Light
Fidelity, known Li-fi, is a bidirectional, high speed and fully networked wireless
communication technology similar to Wi-Fi. Coined by Prof. Harald Haas, Li-Fi
is a subset of optical wireless communications and can be a complement to RF
communication, Wi-Fi or Cellular network, or a replacement in contexts of data
broadcasting. Visible
light communications works by switching bulbs on and off within nanoseconds,
which is too quick to be noticed by the human eye. Although Li-Fi bulbs would
have to be kept on to transmit data, the bulbs could be dimmed to the point
that they were not visible to humans and yet still functional. The light waves
cannot penetrate walls which makes a much shorter range, though more secure
from hacking, relative to Wi-Fi.
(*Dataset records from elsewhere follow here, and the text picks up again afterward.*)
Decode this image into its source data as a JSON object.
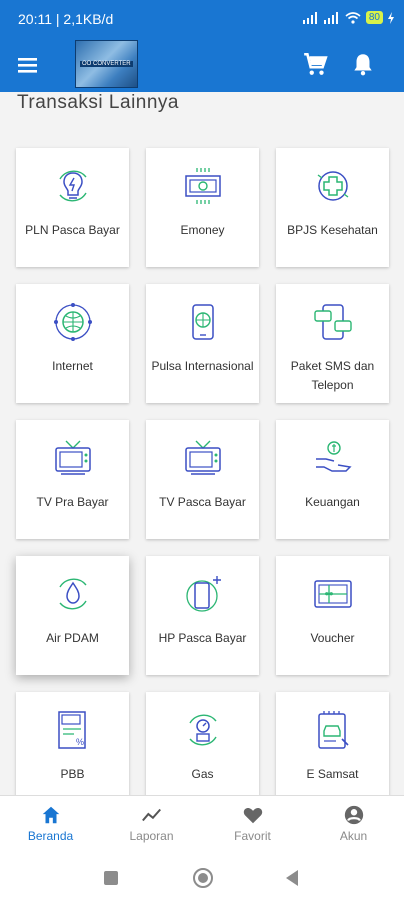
{
  "status_bar": {
    "time": "20:11 | 2,1KB/d",
    "battery": "80"
  },
  "app_bar": {
    "logo_text": "OO CONVERTER"
  },
  "section_title": "Transaksi Lainnya",
  "tiles": [
    {
      "label": "PLN Pasca Bayar",
      "icon": "electricity-bulb-icon"
    },
    {
      "label": "Emoney",
      "icon": "money-card-icon"
    },
    {
      "label": "BPJS Kesehatan",
      "icon": "health-cross-icon"
    },
    {
      "label": "Internet",
      "icon": "globe-network-icon"
    },
    {
      "label": "Pulsa Internasional",
      "icon": "phone-globe-icon"
    },
    {
      "label": "Paket SMS dan Telepon",
      "icon": "phone-chat-icon"
    },
    {
      "label": "TV Pra Bayar",
      "icon": "tv-icon"
    },
    {
      "label": "TV Pasca Bayar",
      "icon": "tv-icon"
    },
    {
      "label": "Keuangan",
      "icon": "hand-money-icon"
    },
    {
      "label": "Air PDAM",
      "icon": "water-drop-icon"
    },
    {
      "label": "HP Pasca Bayar",
      "icon": "phone-plus-icon"
    },
    {
      "label": "Voucher",
      "icon": "gift-voucher-icon"
    },
    {
      "label": "PBB",
      "icon": "tax-document-icon"
    },
    {
      "label": "Gas",
      "icon": "gas-meter-icon"
    },
    {
      "label": "E Samsat",
      "icon": "car-document-icon"
    }
  ],
  "bottom_nav": [
    {
      "label": "Beranda",
      "icon": "home-icon",
      "active": true
    },
    {
      "label": "Laporan",
      "icon": "chart-line-icon",
      "active": false
    },
    {
      "label": "Favorit",
      "icon": "heart-icon",
      "active": false
    },
    {
      "label": "Akun",
      "icon": "account-icon",
      "active": false
    }
  ],
  "colors": {
    "primary": "#1976d2",
    "accent_green": "#2bb673",
    "icon_blue": "#3b4fc4"
  }
}
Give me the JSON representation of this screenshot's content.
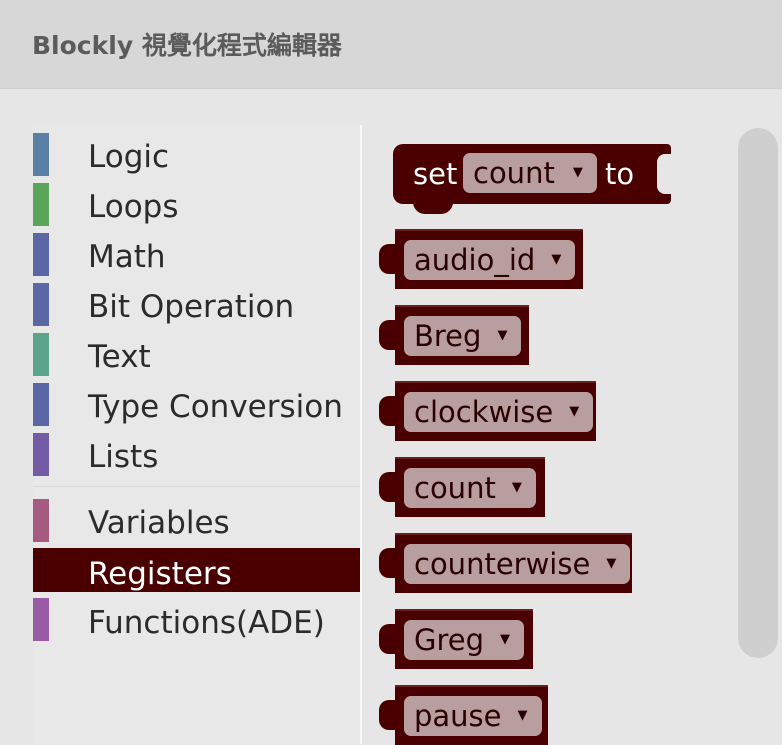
{
  "header": {
    "title": "Blockly 視覺化程式編輯器"
  },
  "toolbox": {
    "categories": [
      {
        "label": "Logic",
        "color": "#5b80a5"
      },
      {
        "label": "Loops",
        "color": "#5ba55b"
      },
      {
        "label": "Math",
        "color": "#5b67a5"
      },
      {
        "label": "Bit Operation",
        "color": "#5b67a5"
      },
      {
        "label": "Text",
        "color": "#5ba58c"
      },
      {
        "label": "Type Conversion",
        "color": "#5b67a5"
      },
      {
        "label": "Lists",
        "color": "#745ba5"
      },
      {
        "label": "Variables",
        "color": "#a55b80"
      },
      {
        "label": "Registers",
        "color": "#4a0000",
        "selected": true
      },
      {
        "label": "Functions(ADE)",
        "color": "#995ba5"
      }
    ]
  },
  "flyout": {
    "set_block": {
      "set_label": "set",
      "var": "count",
      "to_label": "to"
    },
    "getters": [
      "audio_id",
      "Breg",
      "clockwise",
      "count",
      "counterwise",
      "Greg",
      "pause"
    ],
    "dropdown_arrow": "▼",
    "block_color": "#4a0000"
  }
}
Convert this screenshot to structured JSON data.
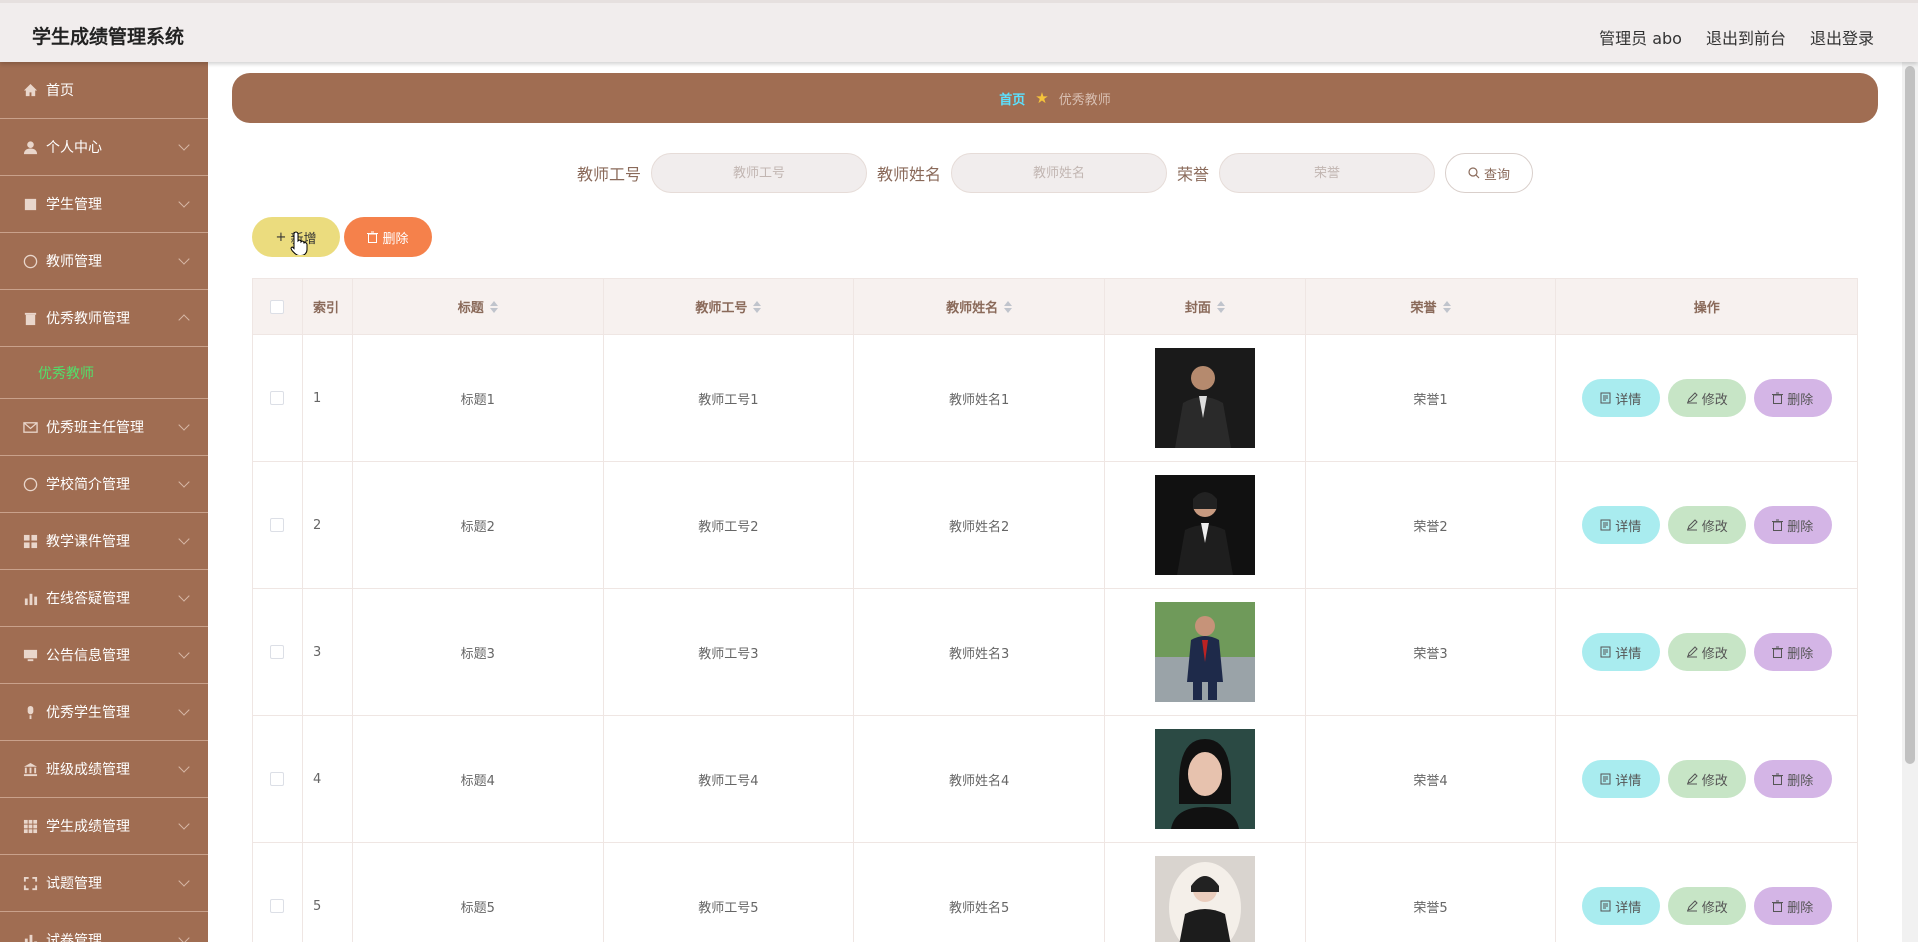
{
  "header": {
    "title": "学生成绩管理系统",
    "user": "管理员 abo",
    "to_front": "退出到前台",
    "logout": "退出登录"
  },
  "sidebar": {
    "items": [
      {
        "label": "首页",
        "icon": "home-icon"
      },
      {
        "label": "个人中心",
        "icon": "user-icon"
      },
      {
        "label": "学生管理",
        "icon": "document-icon"
      },
      {
        "label": "教师管理",
        "icon": "compass-icon"
      },
      {
        "label": "优秀教师管理",
        "icon": "trash-icon",
        "expanded": true,
        "sub": "优秀教师"
      },
      {
        "label": "优秀班主任管理",
        "icon": "mail-icon"
      },
      {
        "label": "学校简介管理",
        "icon": "globe-icon"
      },
      {
        "label": "教学课件管理",
        "icon": "grid-icon"
      },
      {
        "label": "在线答疑管理",
        "icon": "bar-chart-icon"
      },
      {
        "label": "公告信息管理",
        "icon": "monitor-icon"
      },
      {
        "label": "优秀学生管理",
        "icon": "microphone-icon"
      },
      {
        "label": "班级成绩管理",
        "icon": "bank-icon"
      },
      {
        "label": "学生成绩管理",
        "icon": "table-icon"
      },
      {
        "label": "试题管理",
        "icon": "fullscreen-icon"
      },
      {
        "label": "试卷管理",
        "icon": "chart-icon"
      }
    ]
  },
  "breadcrumb": {
    "home": "首页",
    "current": "优秀教师"
  },
  "search": {
    "tid_label": "教师工号",
    "tid_placeholder": "教师工号",
    "tname_label": "教师姓名",
    "tname_placeholder": "教师姓名",
    "honor_label": "荣誉",
    "honor_placeholder": "荣誉",
    "query": "查询"
  },
  "actions": {
    "add": "新增",
    "delete": "删除"
  },
  "table": {
    "headers": {
      "index": "索引",
      "title": "标题",
      "tid": "教师工号",
      "tname": "教师姓名",
      "cover": "封面",
      "honor": "荣誉",
      "op": "操作"
    },
    "rows": [
      {
        "index": "1",
        "title": "标题1",
        "tid": "教师工号1",
        "tname": "教师姓名1",
        "honor": "荣誉1"
      },
      {
        "index": "2",
        "title": "标题2",
        "tid": "教师工号2",
        "tname": "教师姓名2",
        "honor": "荣誉2"
      },
      {
        "index": "3",
        "title": "标题3",
        "tid": "教师工号3",
        "tname": "教师姓名3",
        "honor": "荣誉3"
      },
      {
        "index": "4",
        "title": "标题4",
        "tid": "教师工号4",
        "tname": "教师姓名4",
        "honor": "荣誉4"
      },
      {
        "index": "5",
        "title": "标题5",
        "tid": "教师工号5",
        "tname": "教师姓名5",
        "honor": "荣誉5"
      }
    ],
    "ops": {
      "detail": "详情",
      "edit": "修改",
      "delete": "删除"
    }
  },
  "colors": {
    "brand": "#a06d52",
    "header_bg": "#f1eded",
    "active_sub": "#52e06a"
  }
}
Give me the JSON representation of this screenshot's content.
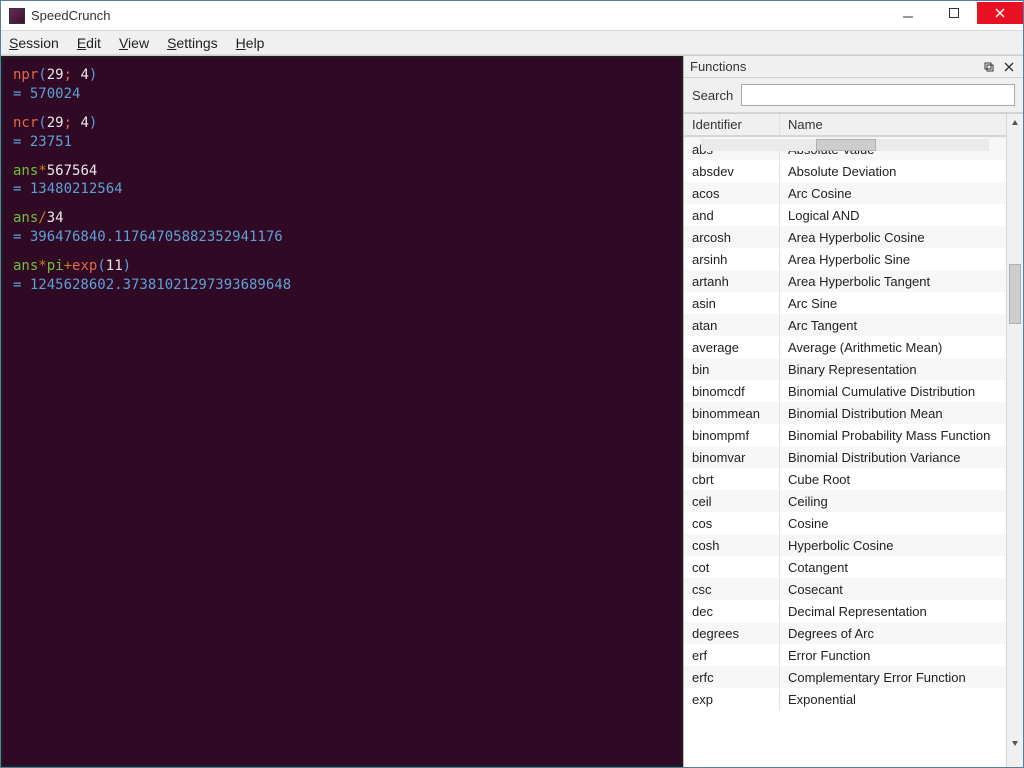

Direct line of sight isn't necessary for Li-Fi
to transmit a signal; light reflected off the walls can achieve 70 Mbit. It is
wireless and uses visible light communication or infra-red and near
ultraviolet, instead of radio frequency waves, spectrum, part of optical
wireless communications technology, which carries much more information, and
has been proposed as a solution to the RF bandwidth limitations. A complete
solution includes an industry led standardization process. With scientists
achieving speeds of 224 gigabits per second in the lab using Li-Fi earlier this
year, the potential for this technology to change everything about the way we
use the Internet is huge. And now, scientists have taken Li-Fi out of the lab
for the first time, trialling it in offices and industrial environments in
Tallinn, Estonia, reporting that they can achieve data transmission at 1 GB per
second that's 100 times faster than current average Wi-Fi speeds. Li-Fi has the
advantage of being useful in electromagnetic sensitive areas such as in
aircraft cabins, hospitals and nuclear power plants without causing electromagnetic
interference. Both Wi-Fi and Li-Fi transmit data over the electromagnetic
spectrum, but whereas Wi-Fi utilizes radio waves, Li-Fi uses visible light. Li-Fi has almost no
limitations on capacity. The visible light spectrum is 10,000 times larger than
the entire radio frequency spectrum. Researchers have reached data rates of
over 10 Gbit/s, which is much faster than typical fast broadband in 2013.